Evidemment, c'est plus facile à vivre, ce racisme (pas très) ordinaire, quand on est du bon côté de la kalashnikov. Homme, blanc, valide, hétérosexuel, riche, marié, père - chez nous. Mais tout le monde n'a pas tous les critères, en en Occident, tu deviens vite méprisable, s'il t'en manque un. J'ai longtemps écouté d'une oreille distraite le débat sur le mariage pour tous, mais je suis tout de même saisi de vertige. D'une part, le discours pro- : juridique, concret, quotidien, quasi-plat, mais habité par un seul idéal - l'égalité de tous devant la loi, sans discrimination. De l'autre, le discours anti- : moral, psychologique, inquiet mais ferme, habillé de tout un tas d'arguments contestables parce que subjectifs - la tradition, la religion, le principe de précaution. Et j'essaie d'être objectif.
Bien sûr, c'est difficile de se dire que le mode de vie qui est le sien n'est pas forcément le seul valable. C'est dur de se remettre en question en faveur de gens qui sont, par ailleurs, présentés comme un peu déviants, comme un sous-groupe... comme des sous-humains.

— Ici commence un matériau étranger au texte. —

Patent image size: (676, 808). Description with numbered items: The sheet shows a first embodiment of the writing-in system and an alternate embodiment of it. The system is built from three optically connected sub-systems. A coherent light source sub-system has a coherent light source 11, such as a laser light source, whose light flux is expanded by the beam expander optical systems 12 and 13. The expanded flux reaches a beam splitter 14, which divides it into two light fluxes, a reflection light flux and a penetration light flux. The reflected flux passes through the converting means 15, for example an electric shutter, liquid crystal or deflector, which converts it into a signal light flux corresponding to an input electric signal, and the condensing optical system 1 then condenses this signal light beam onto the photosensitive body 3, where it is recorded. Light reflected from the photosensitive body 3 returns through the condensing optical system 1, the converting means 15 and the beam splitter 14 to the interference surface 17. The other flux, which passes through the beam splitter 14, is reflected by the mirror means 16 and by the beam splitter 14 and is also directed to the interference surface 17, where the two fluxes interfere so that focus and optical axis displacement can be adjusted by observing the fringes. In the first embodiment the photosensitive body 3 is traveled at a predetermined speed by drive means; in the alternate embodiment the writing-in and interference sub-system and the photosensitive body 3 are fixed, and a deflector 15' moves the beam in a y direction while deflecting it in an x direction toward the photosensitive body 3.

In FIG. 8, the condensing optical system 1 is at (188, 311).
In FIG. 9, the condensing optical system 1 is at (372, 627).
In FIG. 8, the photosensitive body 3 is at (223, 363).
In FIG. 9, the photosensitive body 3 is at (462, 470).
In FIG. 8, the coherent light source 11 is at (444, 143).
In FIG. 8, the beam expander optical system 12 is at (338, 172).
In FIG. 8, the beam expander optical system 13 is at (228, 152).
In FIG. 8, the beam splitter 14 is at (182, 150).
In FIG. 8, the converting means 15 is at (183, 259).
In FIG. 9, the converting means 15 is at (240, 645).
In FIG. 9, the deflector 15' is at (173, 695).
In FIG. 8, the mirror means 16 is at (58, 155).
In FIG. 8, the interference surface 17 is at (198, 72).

On se dit qu'on a la vie qu'on a, pas forcément merveilleuse, mais pas mal, qu'on a respecté des règles, obéi à des impératifs, on a fait contre mauvaise fortune bon coeur et puis... un jour, quelqu'un déclare qu'il y a désormais une autre possibilité ? Qu'en fait, on aurait pu faire autre chose, mais c'était mal vu, et finalement... finalement, c'est normal ? Finalement oui, c'est normal.
C'est dur d'en venir au constat que l'homosexualité - qui n'est pas un choix, sinon celui de l'assumer au quotidien - n'est rien d'autre qu'une pratique sexuelle entre deux humains adultes consentants. Je suis saisi de vertige, disais-je, tant le discours contre le mariage-pour-tous véhicule d'émotivité (mépris, dédain, dégoût) et d'erreurs argumentaires contre une simple pratique sexuelle. Les homosexuels ne sont ni meilleurs, ni pires que les autres. Ni plus beaux, plus forts, plus riches, plus intelligents, plus sensibles, ni meilleurs amants, parents, enfants, patrons, employés, ou ce que tu veux, que les autres. Simplement, ils couchent avec des gens de même sexe. Ils ont les mêmes perversions, les mêmes idéaux, la même culture générale, le même vécu et les mêmes rêves d'avenir que les autres. Ils font les mêmes progrès et les mêmes erreurs que les autres. Pourquoi leur interdit-on la possibilité de les faire, ces progrès et ces erreurs, dans le cadre du couple et de la parentalité ? Au nom de quoi ? Parce qu'il n'est pas question de donner PLUS de droits, juste faire en sorte que tout le monde ait LES MEMES. C'est ça, le vrai sens de l'Egalité, dans notre devise : l'égalité devant la loi.
Dès lors, dans le cadre du mariage et de l'adoption, pourquoi refuse-t-on aux homosexuels le droit de faire des progrès et des erreurs, et pourquoi l'accorde-t-on aux autres - parents isolés, célibataires, stériles, divorcés, etc. ? Pourquoi les homosexuels feraient-ils plus d'erreurs que les hétérosexuels ?
C'est à se demander si, au fond, l'Homme n'est pas mauvais. S'il n'est pas constitué d'un truc qui le rend méfiant, haineux, asocial,... misanthrope. Ca vient peut-être des gènes, du sang ou... de l'immémoriel héritage commun.